60% of Millennials Don't Believe in Right and Wrong

Excerpt:

A majority of young people now say that standards of right and wrong are changeable: In other words, the modern quest for relativism has been realized.

Esteemed philosophers like Plato and Aristotle insisted that children be trained in objective morality in order that they may grow up to be sound and rational thinkers:

“Aristotle says that the aim of education is to make the pupil like and dislike what he ought. When the age for reflective thought comes, the pupil who has been thus trained in ‘ordinate affections’ or ‘just sentiments’ will easily find the first principles in Ethics; but to the corrupt man they will never be visible at all and he can make no progress in that science. Plato before him had said the same. The little human animal will not at first have the right responses. It must be trained to feel pleasure, liking, disgust, and hatred at those things which really are pleasant, likeable, disgusting and hateful. In the Republic, the well-nurtured youth is one ‘who would see most clearly whatever was amiss in ill-made works of man or ill-grown works of nature, and with a just distaste would blame and hate the ugly even from his earliest years and would give delighted praise to beauty, receiving it into his soul and being nourished by it, so that he becomes a man of gentle heart. All this before he is of an age to reason; so that when Reason at length comes to him, then, bred as he has been, he will hold out his hands in welcome and recognize her because of the affinity he bears to her.’”
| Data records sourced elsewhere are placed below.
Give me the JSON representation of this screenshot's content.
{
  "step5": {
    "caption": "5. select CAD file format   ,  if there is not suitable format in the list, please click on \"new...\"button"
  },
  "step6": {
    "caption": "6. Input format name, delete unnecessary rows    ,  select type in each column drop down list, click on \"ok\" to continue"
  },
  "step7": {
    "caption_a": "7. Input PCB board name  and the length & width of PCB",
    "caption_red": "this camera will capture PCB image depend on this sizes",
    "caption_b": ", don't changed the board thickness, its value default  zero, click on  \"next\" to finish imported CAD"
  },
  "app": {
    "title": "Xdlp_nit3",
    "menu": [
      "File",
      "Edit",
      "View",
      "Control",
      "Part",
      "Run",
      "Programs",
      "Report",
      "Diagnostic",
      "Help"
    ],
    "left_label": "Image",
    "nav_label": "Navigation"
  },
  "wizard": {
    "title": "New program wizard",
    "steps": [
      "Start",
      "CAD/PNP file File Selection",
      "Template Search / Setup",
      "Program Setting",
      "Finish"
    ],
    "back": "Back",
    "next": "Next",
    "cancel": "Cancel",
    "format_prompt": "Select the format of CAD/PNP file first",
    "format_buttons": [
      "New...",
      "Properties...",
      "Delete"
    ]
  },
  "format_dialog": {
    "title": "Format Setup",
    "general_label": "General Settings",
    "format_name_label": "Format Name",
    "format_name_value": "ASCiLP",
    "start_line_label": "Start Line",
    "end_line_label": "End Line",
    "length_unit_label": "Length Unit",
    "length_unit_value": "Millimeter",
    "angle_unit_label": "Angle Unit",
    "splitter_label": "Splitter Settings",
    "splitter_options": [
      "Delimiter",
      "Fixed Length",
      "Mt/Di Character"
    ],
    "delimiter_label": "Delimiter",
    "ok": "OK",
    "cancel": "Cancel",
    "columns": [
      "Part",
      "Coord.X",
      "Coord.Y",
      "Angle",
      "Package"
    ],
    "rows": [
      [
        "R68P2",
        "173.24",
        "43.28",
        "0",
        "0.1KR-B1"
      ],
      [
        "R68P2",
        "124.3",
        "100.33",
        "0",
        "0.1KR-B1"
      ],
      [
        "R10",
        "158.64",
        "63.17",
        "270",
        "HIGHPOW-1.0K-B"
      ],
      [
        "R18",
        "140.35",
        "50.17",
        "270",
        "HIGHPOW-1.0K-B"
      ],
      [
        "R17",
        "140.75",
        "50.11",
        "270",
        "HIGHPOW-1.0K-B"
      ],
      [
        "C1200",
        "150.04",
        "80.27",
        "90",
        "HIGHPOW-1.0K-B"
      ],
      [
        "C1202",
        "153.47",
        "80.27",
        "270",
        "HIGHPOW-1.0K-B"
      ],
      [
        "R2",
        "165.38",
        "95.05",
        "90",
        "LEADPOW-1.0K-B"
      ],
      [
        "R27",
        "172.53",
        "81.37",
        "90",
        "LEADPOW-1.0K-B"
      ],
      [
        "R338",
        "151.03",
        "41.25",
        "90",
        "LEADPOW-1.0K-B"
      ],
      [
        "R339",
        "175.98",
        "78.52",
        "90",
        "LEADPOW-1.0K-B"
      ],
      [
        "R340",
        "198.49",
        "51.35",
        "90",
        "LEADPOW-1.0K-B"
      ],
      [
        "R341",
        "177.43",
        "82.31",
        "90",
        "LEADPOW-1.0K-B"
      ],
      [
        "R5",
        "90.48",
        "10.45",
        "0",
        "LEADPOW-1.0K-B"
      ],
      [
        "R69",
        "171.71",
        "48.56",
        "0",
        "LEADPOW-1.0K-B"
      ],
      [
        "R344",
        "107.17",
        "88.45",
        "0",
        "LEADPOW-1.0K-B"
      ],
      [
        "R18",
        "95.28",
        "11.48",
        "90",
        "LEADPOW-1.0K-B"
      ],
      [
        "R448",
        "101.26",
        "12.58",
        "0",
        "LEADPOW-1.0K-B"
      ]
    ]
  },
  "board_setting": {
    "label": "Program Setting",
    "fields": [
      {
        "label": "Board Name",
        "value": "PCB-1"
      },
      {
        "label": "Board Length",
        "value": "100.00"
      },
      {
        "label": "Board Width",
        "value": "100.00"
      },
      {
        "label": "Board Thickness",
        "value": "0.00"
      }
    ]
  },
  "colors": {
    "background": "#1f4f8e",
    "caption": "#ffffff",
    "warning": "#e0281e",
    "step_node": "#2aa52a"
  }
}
Based on these thoughts, is it possible that we are experiencing such a dramatic decline in rational discourse because so many young people don’t have an objective standard of right and wrong on which to base their reasoning?
Comment: The first article is satire from the Babylon Bee. I changed several items (like the car) to catch the attention. The second article is not satire. For readers who have read this far, the following is important:



What makes wrong wrong?

Christians appeal to God as the establisher of right and wrong (as in the Decalogue):



[Philosophically consider] Aquinas's view of the claim that the natural law is an aspect of divine providence. The fundamental thesis affirmed ... by Aquinas is that the natural law is a participation in the eternal law. The eternal law, for Aquinas, is that rational plan by which all creation is ordered; the natural law is the way that the human being “participates” in the eternal law. While nonrational beings have a share in the eternal law only by being determined by it — their action nonfreely results from their determinate natures, natures the existence of which results from God's will in accordance with God's eternal plan — rational beings like us are able to grasp our share in the eternal law and freely act on it. It is this feature of the natural law that justifies, on Aquinas's view, our calling the natural law ‘law.’ For law, as Aquinas defines it, is a rule of action put into place by one who has care of the community; and as God has care of the entire universe, God's choosing to bring into existence beings who can act freely and in accordance with principles of reason is enough to justify our thinking of those principles of reason as law.
Douglas Groothuis observes:
[The problem for] Relativists [is that they] contradict themselves by their statements. Despite their relativism, they will issue universal and absolute moral imperatives, such as
  1. We should never affirm our own moral views as universal and absolute.
  2. Moral absolutists are absolutely wrong.
  3. Everyone should be a relativist.
None of these imperatives survives the acid bath of relativism. The terms never (1), absolutely (2), everyone (3) do not cohere logically with the rules laid down by relativism itself. Therefore, on relativistic grounds, statements 1-3 cannot be true. Whenever relativists make such statements, they show that their moral system is unlivable and contradictory, and therefore false.

Douglas Groothuis. Christian Apologetics: A Comprehensive Case for Biblical Faith (Kindle Locations 3574-3577). Kindle Edition.